Our life as a family is held in an intricate web of festivals - moments created especially for expressing our gratitude in life.
When I married I learnt about the Jewish festivals, and when my children were born I found ways of weaving the same delicate magic of earth, water, wind and fire, of honour for the life beings of flowers and stone into the moments offered by this new structure. We also celebrate certain of Granny's festivals at her house, and in this meshing of festival forms my children have, without instruction, developed a sense of the vital essence which seems to run through every type of festival when it is nurtured.
But oh the nurturing! The creation and holding of the festival space may be one of the best things I do as a mummy, but it is also one of the hardest. There is always a point at which I resent the festival, and really wholeheartedly almost wish I didn't have to do it - and here is the rub, the having to is of my own creation and the why and wherefore is an etherial wisp that escapes logic's microscope. When my children were little I once read a chapter entitled 'a tired mother's impressions of martinmas' by Bons Voors in a book called Lifeways. That chapter brought such a sense of relief, of 'phewww it is like this for other mothers'... this feeling of the weight of effort of making beautiful, of extra fuss, of special foods, of coming up with gifts, and somehow of still having the capacity to find the mysterious tone of each festival, of finding it and holding it, of cradling the space in it.
This week in our house was all about Rosh Hashanah, but it was also about mummy recovering as I had been ill over the weekend and I was still fragile. It is so often the case that there is something extra to get over in the preperation of a festival and perhaps it is just that life's struggles are brought to notice by the fact that festivals can't wait till a more convenient time. So all those last minute helps for the girl's unfinished presents got squashed into those hours when I was strong enough and into some where I just lay next to them and tried to encourage but sometimes unfortunately also sighed and grumped. On monday afternoon my bed was like a little boat carrying me and my too girls and my laptop (for the last minute late shopping for very important snazzy converse for my eldest) and thankfully lots of giggles with our sorting out.

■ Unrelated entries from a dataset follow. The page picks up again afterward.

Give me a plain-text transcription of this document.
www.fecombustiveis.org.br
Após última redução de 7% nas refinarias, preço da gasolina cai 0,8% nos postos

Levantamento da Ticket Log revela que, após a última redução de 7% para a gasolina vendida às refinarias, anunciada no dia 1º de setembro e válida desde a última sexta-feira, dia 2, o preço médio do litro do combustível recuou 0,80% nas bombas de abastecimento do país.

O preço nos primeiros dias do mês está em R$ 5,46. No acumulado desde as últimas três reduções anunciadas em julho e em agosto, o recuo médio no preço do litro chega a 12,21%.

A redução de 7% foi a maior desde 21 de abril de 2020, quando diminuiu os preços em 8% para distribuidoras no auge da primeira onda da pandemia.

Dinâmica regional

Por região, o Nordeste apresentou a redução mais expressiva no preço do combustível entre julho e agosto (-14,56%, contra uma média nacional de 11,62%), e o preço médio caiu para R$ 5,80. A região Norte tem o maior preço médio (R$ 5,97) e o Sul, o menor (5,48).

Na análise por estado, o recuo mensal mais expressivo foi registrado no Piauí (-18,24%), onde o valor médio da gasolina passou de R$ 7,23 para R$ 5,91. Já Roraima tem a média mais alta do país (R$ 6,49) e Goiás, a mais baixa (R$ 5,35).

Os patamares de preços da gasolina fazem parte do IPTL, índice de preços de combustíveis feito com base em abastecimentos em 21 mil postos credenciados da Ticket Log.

On Tuesday morning, still a little shaky on my legs I made one corner of our living room special, I cut fresh garden flowers, a wild muddle of lavender, roses, fennel seed and yellow dandelionish weeds and as i wiped the windowsill i spied the pattern of a little being left by collected sticky hollyhock petals. When the girls came they each exclaimed at the beginnings I'd made and the windowsill fairy who had come to join us, and now inspired set to helping and creating our festival space and atmosphere.
The most beautiful part of our Rosh Hashana was for me the extraordinary absolute excitment that aged 10 and 14 my daughters have in giving and recieving their handmade, carefully thought up gifts.
My gift from my youngest is a autumn bag with the word love embroidered across it, a leave card written with gold and young cobnuts inside. To me this small bag is a testament to the breathing flow between all that grows and changes outside in nature and all that grows and changes inside us.
My gift from my eldest is a little square of paper, a present voucher, for the cd that she hasn't quite made me yet. In her knowledge that this is ok, in the freedom of her trust that this little bit of paper promise will be enough, there is wrapped for me an extraordinary gift - a gift that envelopes her knowing that I recognise all the creative energy that she put into her present for daddy and her sister, a gift that reflects all the creation of festivals that I have done for and then with her in her life, a gift that says because we have nurtured that etherial wisp of festival essence and are richly bathed in it, wherever we get to in the materialisation of the festival will always be enough.